Through acting with personal and public responsibility, and through more education combined with a willingness to listen and learn, some of the damage could be avoided or reversed. Sometimes neighbors need help in protecting the life and beauty that drew us here. Everyone shares our special living areas, and we each must carefully contribute to them.
Our chaparral and oaks are what support the animals that move through our properties. Stripping the land excessively, fencing off ancient animal passages, obliterating springs and water holes for private purposes, and allowing exotic invasive plants to proliferate takes a bit away from us all.
When excessively selfish—or merely self-absorbed, or distracted—actions cut into the basic services the land provides the entire animal community, we need to remember why we live here, and we might need outside help to learn how to preserve what’s precious. Besides cleaning the creeks, time and again the Environmental Defense Center has stepped up to assist communities in this kind of need. The EDC reminds us of the way ecosystems can work on our behalf.
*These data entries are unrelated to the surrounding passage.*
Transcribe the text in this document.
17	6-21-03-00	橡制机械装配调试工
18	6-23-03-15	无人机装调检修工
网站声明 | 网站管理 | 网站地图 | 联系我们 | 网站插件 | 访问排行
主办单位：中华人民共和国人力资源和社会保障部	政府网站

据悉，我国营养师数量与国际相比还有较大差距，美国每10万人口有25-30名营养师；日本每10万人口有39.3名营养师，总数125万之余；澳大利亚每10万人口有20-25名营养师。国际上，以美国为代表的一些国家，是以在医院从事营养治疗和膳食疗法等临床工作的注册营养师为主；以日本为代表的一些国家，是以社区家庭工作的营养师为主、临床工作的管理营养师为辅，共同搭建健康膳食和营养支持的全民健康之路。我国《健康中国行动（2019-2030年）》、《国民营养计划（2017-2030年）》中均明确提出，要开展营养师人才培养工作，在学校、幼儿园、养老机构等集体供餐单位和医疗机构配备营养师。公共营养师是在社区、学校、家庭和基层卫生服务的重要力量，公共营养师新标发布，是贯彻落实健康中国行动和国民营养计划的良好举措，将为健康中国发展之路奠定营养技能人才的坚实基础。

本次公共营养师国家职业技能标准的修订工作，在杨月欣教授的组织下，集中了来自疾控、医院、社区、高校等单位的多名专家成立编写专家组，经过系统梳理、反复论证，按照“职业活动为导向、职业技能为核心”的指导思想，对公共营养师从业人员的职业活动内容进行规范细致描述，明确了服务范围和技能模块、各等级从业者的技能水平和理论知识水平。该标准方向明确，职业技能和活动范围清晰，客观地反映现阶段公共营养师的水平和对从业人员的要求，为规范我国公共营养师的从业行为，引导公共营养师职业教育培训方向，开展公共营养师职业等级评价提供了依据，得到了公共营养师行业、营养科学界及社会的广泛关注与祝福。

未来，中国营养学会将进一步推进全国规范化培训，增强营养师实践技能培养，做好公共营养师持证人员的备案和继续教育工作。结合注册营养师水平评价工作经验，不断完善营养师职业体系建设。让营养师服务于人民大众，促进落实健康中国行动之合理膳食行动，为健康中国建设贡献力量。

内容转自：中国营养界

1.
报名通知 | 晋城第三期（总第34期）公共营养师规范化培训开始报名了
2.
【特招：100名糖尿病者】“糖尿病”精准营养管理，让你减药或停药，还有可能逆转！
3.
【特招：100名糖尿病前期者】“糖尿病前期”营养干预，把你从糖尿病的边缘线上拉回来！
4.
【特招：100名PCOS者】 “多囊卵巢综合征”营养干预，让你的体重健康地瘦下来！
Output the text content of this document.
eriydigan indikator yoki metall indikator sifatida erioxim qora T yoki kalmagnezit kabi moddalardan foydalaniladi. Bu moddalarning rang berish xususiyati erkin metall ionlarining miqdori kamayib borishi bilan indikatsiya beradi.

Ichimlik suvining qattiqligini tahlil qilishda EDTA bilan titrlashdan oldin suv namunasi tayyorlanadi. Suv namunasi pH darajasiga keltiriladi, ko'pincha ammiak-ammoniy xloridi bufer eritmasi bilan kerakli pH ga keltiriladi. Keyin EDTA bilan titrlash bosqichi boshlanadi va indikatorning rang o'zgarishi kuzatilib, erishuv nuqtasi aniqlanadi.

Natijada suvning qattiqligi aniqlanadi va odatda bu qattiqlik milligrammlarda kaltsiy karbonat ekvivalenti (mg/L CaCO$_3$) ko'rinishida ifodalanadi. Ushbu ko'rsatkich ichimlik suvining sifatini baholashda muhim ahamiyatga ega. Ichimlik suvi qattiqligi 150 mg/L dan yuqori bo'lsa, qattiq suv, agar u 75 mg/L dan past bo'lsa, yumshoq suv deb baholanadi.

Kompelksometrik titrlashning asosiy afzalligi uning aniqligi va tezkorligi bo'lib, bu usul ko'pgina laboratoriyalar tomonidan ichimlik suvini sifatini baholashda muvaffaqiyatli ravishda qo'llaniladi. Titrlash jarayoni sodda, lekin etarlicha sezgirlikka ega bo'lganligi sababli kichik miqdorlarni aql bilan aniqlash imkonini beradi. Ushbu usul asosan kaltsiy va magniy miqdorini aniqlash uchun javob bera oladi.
Those hard-working, well-informed folks at the EDC make us think more carefully about what we do to the land, and what’s more, have constantly continually been available as an excellent resource for our community since its inception.
It’s important now during these difficult times to ensure that the Environmental Defense Center’s continuing presence in our community, so they can continue performing the honorable role that many of us take for granted. I personally shall be very pleased and thrilled if each and everyone who loves these Santa Ynez Mountains could contribute a comfortable sum to the Environmental Defense Center @ 906 Garden St. SB 93101, under the heading Protect the Santa Ynez Mountains.